Tiga

876 274 371
                                    

Kamar berukuran lima kali enam meter persegi itu tampak begitu sunyi, seperti tidak berpenghuni. Lampu tidak menyala. Hanya cahaya bulan yang menemani. Tubuh kurus terduduk di kursi yang menghadap ke jendela. Jendelanya masih terbuka, memberi izin pada semilir angin malam yang ingin menyapa. Sesekali gorden dibawa terbang karenanya. Tempat tidur terlihat begitu rapi. Tidak ada satu barang pun yang tergeletak tidak pada tempatnya.

Tangan lembutnya masih bermain di atas kanvas. Tidak banyak warna yang ia mainkan malam ini. Hanya menggunakan tiga warna; hijau, kuning, dan hitam. Tiga warna yang membuat kanvas itu menjadi begitu indah dengan permainan kuasnya. Dia memang sangat mahir dalam hal ini. Hasilnya begitu abstrak, tapi membuat mata yang memandang tidak akan jenuh. Mata yang tidak mengerti seni pun akan bersinar melihatnya.

Klik!

Lampu dinyalakan, mengalihkan pandangannya ke arah pintu yang terbuka.

"Tidak baik bekerja dalam gelap," ucap Jennie lembut.

"Aku tidak bekerja," jawabnya dengan terus memainkan kuas.

"Mungkin bagimu itu bukan pekerjaan. Tapi, intinya tidak baik melakukan segala sesuatu dalam kegelapan. Tidak baik bagi matamu."

"Aku menikmatinya."

"Kamu kalau dibilangin selalu saja menyahut. Kakak bilang hal ini untuk kamu. Untuk kesehatan kamu. Kakak tidak mau kamu sakit suatu hari nanti."

"Aku tidak akan sakit."

Hal itu benar adanya. Tammy jarang sekali sakit. Sakit terparah yang pernah dialaminya hanyalah demam biasa yang dapat sembuh dalam waktu sehari. Sepertinya penyakit enggan memasuki tubuh perempuan dingin itu.

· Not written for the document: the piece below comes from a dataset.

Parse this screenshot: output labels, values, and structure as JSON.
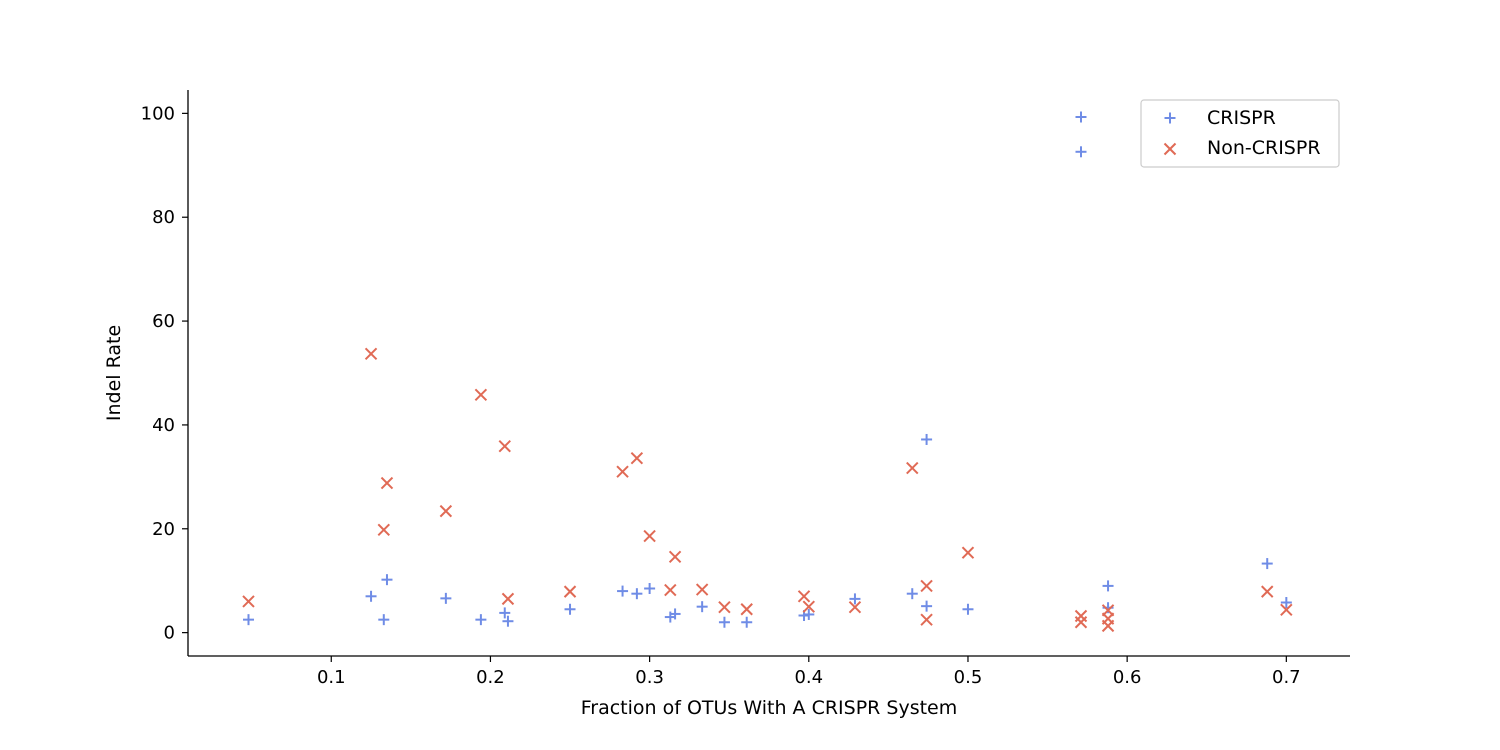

"Penyakitnya takut sama kamu. Takut kamu cuekin, makanya dia tidak pernah mampir di tubuhmu," celetuk Jennie, kesal dengan jawaban-jawaban singkat adiknya.

"Tante, aku hari ini dibeliin mainan baru sama Mama. Ada robot Optimus Prime. Keren banget, kan, Tante?" sapa Chan yang berlari ke kamar Tammy diikuti Chen.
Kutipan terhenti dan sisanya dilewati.